Lees-Galloway could well lose the legal action over Sroubek
Stuff reports:
Immigration Minister Iain Lees-Galloway already had much of the “new” Interpol information he used to reverse his decision to grant Karel Sroubek residency.
A fresh Immigration New Zealand (INZ) probe into the drug smuggler found he was liable for deportation on grounds not previously considered.
However, documents released under the Official Information Act show the minister would already have had access to that information.
I don’t imagine the courts will be impressed with an argument that the Minister didn’t read the entire file and failed to notice Sroubek had criminal convictions in the Czech Republic also.

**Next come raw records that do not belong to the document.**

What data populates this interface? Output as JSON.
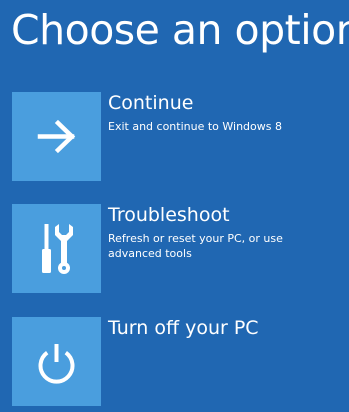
{
  "page": {
    "title": "Choose an option"
  },
  "options": [
    {
      "title": "Continue",
      "description": "Exit and continue to Windows 8",
      "icon": "arrow-right-icon"
    },
    {
      "title": "Troubleshoot",
      "description": "Refresh or reset your PC, or use advanced tools",
      "icon": "tools-icon"
    },
    {
      "title": "Turn off your PC",
      "description": "",
      "icon": "power-icon"
    }
  ],
  "colors": {
    "background": "#2067b2",
    "tile": "#4a9ede",
    "text": "#ffffff"
  }
}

On page five of the 12 page case file summary, it was indicated that Sroubek was an excluded person because of his convictions in the Czech Republic. But Lees-Galloway claims he was not asked to consider convictions outside New Zealand.
I guess it is good that Lees-Galloway now realised he made a terrible decision but legally his reversal looks suspect and the legal action is likely to take years and cost taxpayers hundreds of thousands of dollars. If he had done the right thing the first time, none of this would have happened.
However, when a reporter pointed out that this information was in the file he received and asked why he did not include in his decision, he said: “I don’t know every single detail of the Immigration Act. I had been asked to consider his liability for false identification and for the conviction in New Zealand. Whilst it was material to the overall decision, I didn’t look at that and say, ‘aha, he should be an excluded person’. That wasn’t something I was considering at that time.”
He said he knew what is in the file, and that Sroubek had been convicted, but at the time that information that was not relevant to making the overall decision.
When asked if he did not understand the Immigration Act act, he said that was not the case.
That appears exactly to be the case.